Construction workers walk off to support ANU encampment

Construction workers walked off the job at ANU in Canberra to support the Gaza solidarity encampment after a series of threats from the university.

Students at the encampment were warned to leave. But on 27 May, with police set to arrive to clear them out, hundreds of students, staff and community supporters arrived to support them. Up to 100 students staged a sit-in inside the camp, refusing to leave.

Almost a month after the encampment began on Kambri Lawns, the university had decided that using that site posed “an unacceptable safety risk”. It claimed they were camping in an evacuation area.

This came a week after eight students were given personal notices threatening them with disciplinary action by the university if they refused to leave the encampment.

Police promised to return the next day to dismantle the camp and students were given a deadline of 12pm.
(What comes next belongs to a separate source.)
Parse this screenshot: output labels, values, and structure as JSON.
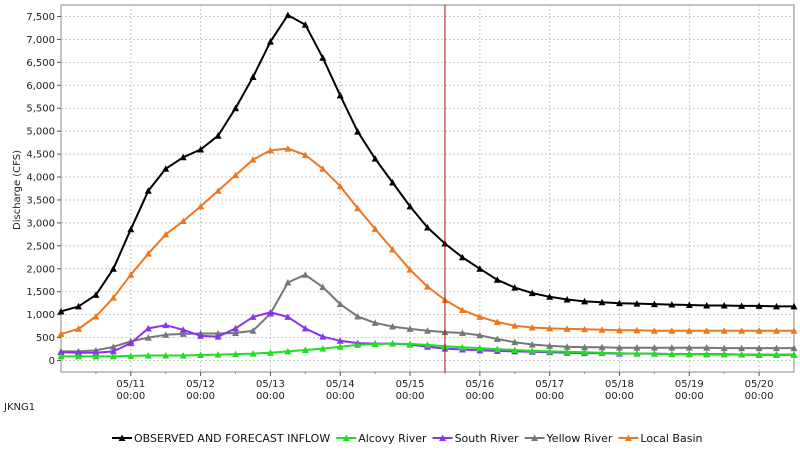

In response some of the camp organisers decided to move the camp to a new location, as requested by the university.

A rally in support of the camp went ahead the next day, with support from unions including the NTEU and CFMEU.

Construction workers at the university walked out of work to join the protest. CFMEU ACT Assistant Secretary Michael Hiscox told the rally, “We deal with the university a lot. Universities, especially this one, have actually now become property developers.
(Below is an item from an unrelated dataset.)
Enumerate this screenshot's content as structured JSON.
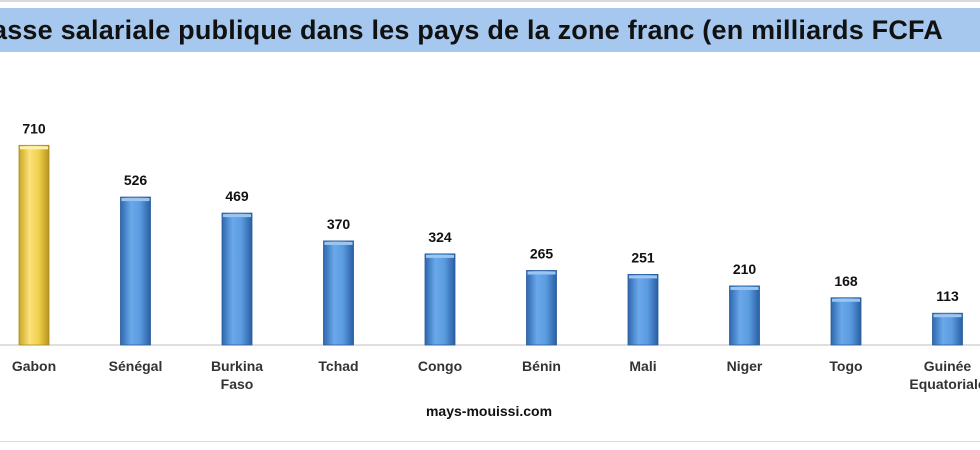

“It shows how hypocritical [they are] that they would stand behind work, health and safety as justification to move people on.

“Where we are standing right now, some people might remember a flood that happened in Canberra six or seven years ago during the construction of this project. Half of the formwork was washed away which put the job back, on paper six to eight months.

“The university turned around to the builder and said, we don’t care, build it in the same amount of time’.

“That meant we had people working in 38-degree heat, some passing out from heat exhaustion. We had plasterers from migrant communities working 90-hour weeks.

“That is their commitment to work, health and safety. ANU regularly engages some of the cheapest builders to build their buildings.

“We have Richard Brooks building the student accommodation, where we’ve seen them exposing the whole worksite to silica dust.

“That’s obviously dangerous to those workers there. But it spread all throughout the campus. That is the university’s commitment to work health and safety when it might cost them money. But when it’s something that they want to shut down, all of a sudden it’s the biggest deal in the world.

“In a sign of solidarity with the rally today, we’ve decided we want to ensure work health and safety. So all building work has ceased on the campus.

“We’re sending a message to the ANU.”

ANU has more than $1 million invested in eight arms companies, runs an internship with Northrup Grumman and also maintains ties with the Australian Signals Directorate, which runs the spy base Pine Gap.

The university is yet to respond to any of the students’ demands about divesting and ending partnerships with arms companies or ending its exchange partnership with the Hebrew University of Jerusalem.